From: Philippe Verdy (verdy_p@wanadoo.fr)
Date: Tue Nov 29 2005 - 10:14:55 CST

  • Next message: Philippe Verdy: "Re: Representing Unix filenames in Unicode"

    From: "Antoine Leca" <Antoine10646@Leca-Marti.org>
    > On Tuesday, November 29th, 2005 07:03Z, Chris Jacobs wrote:
    >>
    >> What happens when two files have different, but canonical equivalent,
    >> file names?
    >
    > The operating system sees two different files (without any relationship
    > one
    > with the other), and you (the user, the "human") see two files with
    > apparently the same handle to grasp them (the same name).
    >
    > My idea is that you are going to loose, so probably thou shalt not do
    > that.

    Why that?
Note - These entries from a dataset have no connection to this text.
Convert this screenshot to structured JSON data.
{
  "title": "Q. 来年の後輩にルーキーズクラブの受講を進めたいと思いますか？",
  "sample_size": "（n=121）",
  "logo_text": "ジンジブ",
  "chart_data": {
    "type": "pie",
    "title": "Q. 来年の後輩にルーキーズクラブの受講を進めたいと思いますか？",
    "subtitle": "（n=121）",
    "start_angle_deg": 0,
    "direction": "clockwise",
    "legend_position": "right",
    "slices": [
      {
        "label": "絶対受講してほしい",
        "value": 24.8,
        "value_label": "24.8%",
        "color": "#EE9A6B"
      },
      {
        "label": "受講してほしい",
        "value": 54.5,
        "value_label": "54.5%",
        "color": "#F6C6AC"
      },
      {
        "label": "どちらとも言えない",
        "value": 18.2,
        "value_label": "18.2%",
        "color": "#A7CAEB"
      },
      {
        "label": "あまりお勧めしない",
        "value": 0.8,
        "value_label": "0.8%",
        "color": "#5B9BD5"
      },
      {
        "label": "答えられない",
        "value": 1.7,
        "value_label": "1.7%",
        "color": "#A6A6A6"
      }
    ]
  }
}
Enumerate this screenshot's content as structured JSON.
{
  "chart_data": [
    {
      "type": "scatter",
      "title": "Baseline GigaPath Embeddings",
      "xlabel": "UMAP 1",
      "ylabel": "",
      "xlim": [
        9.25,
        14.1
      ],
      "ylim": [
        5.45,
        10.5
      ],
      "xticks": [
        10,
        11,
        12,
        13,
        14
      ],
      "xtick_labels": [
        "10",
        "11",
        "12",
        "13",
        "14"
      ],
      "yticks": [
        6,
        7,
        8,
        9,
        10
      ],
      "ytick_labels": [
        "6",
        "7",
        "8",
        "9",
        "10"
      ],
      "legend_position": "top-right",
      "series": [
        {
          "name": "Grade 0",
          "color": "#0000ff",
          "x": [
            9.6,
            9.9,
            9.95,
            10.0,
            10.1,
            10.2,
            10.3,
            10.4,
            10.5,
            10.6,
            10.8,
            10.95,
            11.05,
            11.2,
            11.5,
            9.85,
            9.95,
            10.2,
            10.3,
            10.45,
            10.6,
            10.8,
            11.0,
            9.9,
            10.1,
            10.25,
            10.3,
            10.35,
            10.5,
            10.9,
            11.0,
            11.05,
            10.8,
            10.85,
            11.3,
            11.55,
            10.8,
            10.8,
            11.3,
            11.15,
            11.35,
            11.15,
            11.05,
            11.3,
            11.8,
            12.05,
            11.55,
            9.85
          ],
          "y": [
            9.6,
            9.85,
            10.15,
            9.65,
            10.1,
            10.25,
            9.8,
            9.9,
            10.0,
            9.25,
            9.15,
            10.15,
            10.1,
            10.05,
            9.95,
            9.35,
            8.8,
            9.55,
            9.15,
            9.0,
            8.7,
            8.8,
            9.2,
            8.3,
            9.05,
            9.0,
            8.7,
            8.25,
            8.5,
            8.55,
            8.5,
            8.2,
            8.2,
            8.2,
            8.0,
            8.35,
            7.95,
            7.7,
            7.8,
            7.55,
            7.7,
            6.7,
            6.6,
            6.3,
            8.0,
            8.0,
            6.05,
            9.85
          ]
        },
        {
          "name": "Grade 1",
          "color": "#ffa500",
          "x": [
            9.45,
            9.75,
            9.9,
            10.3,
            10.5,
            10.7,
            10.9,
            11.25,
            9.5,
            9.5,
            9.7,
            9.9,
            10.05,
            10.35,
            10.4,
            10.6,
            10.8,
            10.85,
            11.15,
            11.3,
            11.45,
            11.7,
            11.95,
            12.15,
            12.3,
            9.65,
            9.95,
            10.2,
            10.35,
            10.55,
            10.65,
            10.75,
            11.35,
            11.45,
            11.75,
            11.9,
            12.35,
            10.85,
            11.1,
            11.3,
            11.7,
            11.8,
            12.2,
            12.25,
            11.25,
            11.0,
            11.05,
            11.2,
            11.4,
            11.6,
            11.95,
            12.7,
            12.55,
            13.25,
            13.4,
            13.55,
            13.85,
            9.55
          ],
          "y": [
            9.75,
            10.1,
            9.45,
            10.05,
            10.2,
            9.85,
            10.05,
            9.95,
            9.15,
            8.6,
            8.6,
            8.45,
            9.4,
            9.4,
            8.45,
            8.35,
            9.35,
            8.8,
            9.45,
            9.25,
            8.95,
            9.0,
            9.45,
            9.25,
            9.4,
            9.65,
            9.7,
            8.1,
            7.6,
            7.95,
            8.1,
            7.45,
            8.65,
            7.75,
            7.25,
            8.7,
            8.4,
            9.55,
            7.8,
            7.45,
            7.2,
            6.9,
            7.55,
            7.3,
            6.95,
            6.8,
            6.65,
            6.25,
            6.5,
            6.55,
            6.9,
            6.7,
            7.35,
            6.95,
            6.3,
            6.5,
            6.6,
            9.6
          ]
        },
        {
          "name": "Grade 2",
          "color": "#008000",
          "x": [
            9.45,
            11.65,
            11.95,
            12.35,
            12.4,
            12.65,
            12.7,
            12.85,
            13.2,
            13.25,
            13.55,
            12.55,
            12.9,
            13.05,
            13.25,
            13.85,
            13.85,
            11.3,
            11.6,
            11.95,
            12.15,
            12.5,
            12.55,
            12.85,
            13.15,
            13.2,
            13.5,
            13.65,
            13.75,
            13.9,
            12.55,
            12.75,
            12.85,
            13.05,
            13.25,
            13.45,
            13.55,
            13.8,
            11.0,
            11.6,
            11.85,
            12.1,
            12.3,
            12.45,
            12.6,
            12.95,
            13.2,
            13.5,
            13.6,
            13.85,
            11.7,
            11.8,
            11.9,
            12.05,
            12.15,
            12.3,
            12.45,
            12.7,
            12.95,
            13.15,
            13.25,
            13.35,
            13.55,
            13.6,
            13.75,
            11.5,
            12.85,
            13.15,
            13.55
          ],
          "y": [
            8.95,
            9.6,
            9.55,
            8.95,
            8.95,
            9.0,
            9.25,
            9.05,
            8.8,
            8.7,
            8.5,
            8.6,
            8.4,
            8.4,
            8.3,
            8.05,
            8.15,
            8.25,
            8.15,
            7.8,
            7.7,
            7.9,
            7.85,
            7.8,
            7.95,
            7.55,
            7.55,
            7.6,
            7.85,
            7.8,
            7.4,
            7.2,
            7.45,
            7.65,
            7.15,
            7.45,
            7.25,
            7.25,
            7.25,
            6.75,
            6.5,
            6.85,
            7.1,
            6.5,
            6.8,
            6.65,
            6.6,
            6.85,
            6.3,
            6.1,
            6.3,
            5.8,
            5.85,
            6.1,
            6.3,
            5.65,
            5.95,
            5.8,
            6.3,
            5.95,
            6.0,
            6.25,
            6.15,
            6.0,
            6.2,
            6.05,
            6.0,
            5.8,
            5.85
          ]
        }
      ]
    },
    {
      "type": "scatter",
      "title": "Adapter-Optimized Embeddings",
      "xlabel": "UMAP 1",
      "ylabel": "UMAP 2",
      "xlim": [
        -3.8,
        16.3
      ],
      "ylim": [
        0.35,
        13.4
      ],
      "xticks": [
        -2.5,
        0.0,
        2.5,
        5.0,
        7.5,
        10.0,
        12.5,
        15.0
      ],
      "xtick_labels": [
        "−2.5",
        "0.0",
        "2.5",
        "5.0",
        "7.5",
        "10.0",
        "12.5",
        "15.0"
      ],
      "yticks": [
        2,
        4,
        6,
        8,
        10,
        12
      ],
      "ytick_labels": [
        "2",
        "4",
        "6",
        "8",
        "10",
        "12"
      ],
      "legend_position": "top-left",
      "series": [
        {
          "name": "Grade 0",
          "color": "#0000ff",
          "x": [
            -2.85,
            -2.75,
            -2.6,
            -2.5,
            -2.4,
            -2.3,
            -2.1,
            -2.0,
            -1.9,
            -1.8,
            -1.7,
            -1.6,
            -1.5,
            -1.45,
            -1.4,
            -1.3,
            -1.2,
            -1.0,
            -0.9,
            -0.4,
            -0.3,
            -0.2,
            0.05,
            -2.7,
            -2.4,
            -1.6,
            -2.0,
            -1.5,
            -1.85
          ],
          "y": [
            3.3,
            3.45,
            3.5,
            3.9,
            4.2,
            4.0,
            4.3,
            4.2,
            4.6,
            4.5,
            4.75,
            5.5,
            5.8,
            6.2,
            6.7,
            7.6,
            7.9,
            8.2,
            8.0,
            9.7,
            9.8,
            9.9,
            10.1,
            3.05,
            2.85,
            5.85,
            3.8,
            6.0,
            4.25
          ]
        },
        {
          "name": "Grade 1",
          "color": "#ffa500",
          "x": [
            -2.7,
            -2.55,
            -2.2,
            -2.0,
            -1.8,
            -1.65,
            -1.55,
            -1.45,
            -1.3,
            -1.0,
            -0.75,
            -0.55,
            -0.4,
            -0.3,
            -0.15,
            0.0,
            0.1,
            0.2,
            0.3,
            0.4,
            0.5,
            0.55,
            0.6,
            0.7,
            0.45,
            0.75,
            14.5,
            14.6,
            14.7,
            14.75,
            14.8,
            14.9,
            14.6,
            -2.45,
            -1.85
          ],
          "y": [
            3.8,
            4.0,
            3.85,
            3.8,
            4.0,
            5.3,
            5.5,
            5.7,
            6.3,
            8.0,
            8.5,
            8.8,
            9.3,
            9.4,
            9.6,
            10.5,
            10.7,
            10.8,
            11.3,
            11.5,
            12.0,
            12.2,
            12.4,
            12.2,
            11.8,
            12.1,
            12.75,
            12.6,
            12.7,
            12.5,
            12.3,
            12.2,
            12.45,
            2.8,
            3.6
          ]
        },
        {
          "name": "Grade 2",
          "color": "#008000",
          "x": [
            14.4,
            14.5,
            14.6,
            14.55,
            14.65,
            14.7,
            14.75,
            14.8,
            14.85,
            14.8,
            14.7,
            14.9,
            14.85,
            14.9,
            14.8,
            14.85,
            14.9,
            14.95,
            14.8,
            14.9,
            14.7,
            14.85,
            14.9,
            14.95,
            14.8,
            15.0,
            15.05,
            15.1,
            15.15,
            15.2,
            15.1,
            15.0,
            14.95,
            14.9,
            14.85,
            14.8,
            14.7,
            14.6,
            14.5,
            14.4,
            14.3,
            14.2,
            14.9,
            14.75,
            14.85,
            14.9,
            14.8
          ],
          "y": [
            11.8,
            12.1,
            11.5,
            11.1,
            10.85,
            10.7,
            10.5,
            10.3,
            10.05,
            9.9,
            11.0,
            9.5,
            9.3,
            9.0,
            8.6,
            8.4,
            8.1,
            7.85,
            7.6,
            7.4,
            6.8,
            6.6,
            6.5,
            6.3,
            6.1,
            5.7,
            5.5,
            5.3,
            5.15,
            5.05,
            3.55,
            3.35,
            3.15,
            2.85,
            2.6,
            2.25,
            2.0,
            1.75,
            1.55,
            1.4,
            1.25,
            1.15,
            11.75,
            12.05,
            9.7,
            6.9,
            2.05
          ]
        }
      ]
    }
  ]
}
The user interface can disambiguate the "user-friendly" name by
    displaying additional meta-data properties about any file, using for example
    the URL-encoding syntax (starting by "file:"), if the name must be used in
    secured program interfaces.

    If a name can't be correctly decoded as valid UTF-8, or if itisdifferent
    from its NFC form, or if it starts by "file:" I would suggest storing the
    filename only with its URL-encoding syntax (starting by "file:"), and simply
    avoid using any "shell escaping" mechanism (because they are not portable,
    even on the same Unix/Linux system as it depends on the capabilities of the
    Shell, and because the URL syntax is independant of the filesystem type
    actually used).

    My opinion is that the OS just needs to support the "file:" URL-encoding
    mechanism natively in all its filesystem APIs (file opening, creation,
    deletion, linking, dirent..., and all the problems caused by variable
    interpretations of binary encodings of Unix filenames are definitely gone.)
    This means that existing filenames that currently start by "file:" or by a
    URL-encoding scheme must be given to this interface with "%2A" instead of
    ":".

    There's absolutely NO need to override UTF-8.